'Pasoori', the hit Coke Studio song from Pakistan, has thrown the spotlight on a doyen of the Pakistani cultural world. The music video for the song, starring Ali Sethi and Shae Gill, also features a dancer that many members of younger generations might not be aware of.
She is Pakistan's classical dancer, and social activist, Sheema Kermani. Her story has been as exciting, colourful, and challenging, as her art.
She was born in 1951 in a progressive family in Rawalpindi, and raised in Karachi. Her foray into dance began early, through her mother, a Bharatnatyam dancer.
Sheema also visited India many times for training in the 1980s. She turned into a politico-cultural rebel when General Muhammad Zia-ul-Haq's military dictatorship began.

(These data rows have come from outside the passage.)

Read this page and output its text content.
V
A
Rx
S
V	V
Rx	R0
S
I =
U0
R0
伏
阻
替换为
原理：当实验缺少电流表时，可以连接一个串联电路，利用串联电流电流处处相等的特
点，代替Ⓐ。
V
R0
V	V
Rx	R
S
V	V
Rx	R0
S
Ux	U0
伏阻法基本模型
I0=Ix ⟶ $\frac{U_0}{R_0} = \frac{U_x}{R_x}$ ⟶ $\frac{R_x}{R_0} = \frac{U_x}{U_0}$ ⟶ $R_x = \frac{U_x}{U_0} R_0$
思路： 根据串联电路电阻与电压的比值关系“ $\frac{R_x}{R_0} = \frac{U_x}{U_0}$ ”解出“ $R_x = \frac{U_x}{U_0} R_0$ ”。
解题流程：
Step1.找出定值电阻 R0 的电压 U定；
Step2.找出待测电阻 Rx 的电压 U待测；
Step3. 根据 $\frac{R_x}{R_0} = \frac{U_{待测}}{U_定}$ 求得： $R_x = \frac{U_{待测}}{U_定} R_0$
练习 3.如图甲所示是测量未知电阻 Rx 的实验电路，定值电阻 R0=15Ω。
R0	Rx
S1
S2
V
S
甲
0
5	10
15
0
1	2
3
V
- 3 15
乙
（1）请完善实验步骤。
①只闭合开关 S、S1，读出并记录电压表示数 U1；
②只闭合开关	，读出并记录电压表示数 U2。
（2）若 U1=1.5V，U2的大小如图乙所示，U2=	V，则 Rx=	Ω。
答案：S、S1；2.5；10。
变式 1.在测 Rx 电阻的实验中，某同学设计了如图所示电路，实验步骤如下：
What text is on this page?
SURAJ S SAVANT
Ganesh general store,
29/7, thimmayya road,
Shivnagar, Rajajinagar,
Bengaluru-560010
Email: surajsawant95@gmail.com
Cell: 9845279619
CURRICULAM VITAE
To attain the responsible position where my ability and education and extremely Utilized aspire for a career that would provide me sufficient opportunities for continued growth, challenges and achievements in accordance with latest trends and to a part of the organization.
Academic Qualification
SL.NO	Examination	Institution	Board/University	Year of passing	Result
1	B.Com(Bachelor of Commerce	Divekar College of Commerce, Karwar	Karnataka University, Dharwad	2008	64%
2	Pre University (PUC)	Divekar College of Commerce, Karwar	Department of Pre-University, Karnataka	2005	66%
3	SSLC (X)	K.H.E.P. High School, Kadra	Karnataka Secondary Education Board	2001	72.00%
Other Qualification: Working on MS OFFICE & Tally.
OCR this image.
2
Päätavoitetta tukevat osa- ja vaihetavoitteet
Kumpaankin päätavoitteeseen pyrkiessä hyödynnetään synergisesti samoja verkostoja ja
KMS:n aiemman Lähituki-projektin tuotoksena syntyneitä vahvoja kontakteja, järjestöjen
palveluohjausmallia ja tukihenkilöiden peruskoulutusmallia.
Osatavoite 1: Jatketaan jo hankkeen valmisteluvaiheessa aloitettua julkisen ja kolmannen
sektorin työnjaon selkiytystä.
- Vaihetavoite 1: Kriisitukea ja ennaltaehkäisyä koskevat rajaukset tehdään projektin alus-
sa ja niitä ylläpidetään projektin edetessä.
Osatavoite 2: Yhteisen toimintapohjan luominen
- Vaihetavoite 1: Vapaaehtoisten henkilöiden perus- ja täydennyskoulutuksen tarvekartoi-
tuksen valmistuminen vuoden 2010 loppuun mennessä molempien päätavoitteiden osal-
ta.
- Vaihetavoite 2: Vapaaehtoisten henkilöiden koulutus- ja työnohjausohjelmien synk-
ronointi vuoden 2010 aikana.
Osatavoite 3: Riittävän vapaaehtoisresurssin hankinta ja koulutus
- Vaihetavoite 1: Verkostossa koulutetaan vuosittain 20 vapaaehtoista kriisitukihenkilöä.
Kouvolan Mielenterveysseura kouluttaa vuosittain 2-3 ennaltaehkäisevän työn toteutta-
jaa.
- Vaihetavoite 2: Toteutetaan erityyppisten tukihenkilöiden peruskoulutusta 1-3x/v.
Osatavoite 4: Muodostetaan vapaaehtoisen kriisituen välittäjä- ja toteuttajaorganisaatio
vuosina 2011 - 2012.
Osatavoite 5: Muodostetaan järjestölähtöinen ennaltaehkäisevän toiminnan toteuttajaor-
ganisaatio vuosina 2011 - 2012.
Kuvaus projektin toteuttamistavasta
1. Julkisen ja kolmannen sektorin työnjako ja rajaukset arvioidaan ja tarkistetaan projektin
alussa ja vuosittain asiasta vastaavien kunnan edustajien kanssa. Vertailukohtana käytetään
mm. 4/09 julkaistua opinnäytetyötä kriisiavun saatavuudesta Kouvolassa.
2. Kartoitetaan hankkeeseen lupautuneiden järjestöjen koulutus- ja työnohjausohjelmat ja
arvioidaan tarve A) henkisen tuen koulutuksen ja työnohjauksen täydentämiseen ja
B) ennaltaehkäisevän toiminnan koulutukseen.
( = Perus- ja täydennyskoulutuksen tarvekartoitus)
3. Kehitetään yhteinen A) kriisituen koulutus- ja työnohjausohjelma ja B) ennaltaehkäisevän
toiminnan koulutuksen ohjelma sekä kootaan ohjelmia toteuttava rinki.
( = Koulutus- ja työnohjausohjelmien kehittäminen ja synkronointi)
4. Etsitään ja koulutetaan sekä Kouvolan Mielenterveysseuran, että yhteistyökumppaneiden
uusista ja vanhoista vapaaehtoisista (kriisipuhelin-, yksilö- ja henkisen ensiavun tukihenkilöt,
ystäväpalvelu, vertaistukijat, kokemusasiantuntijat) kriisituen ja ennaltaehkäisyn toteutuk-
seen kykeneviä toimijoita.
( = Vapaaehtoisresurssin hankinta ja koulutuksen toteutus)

The military regime banned dance, calling it un-Islamic, and discouraged attires like sarees. However, Sheema continued to wear sarees, and sport a 'bindi' on her forehead, as a symbol of her resistance.
She told The Indian Express that she had to play with words to get permission from the Pakistani government for her events. Instead of "dance performance", she would call it "cultural programme".
One of her most memorable performances with a social message was the dance at Lal Shahbaz Qalandar shrine, days after the suicide attack in 2017. The bombing had killed over 85 people.
Sheema said that she performed at the shrine to ensure that the attack did not "change anything".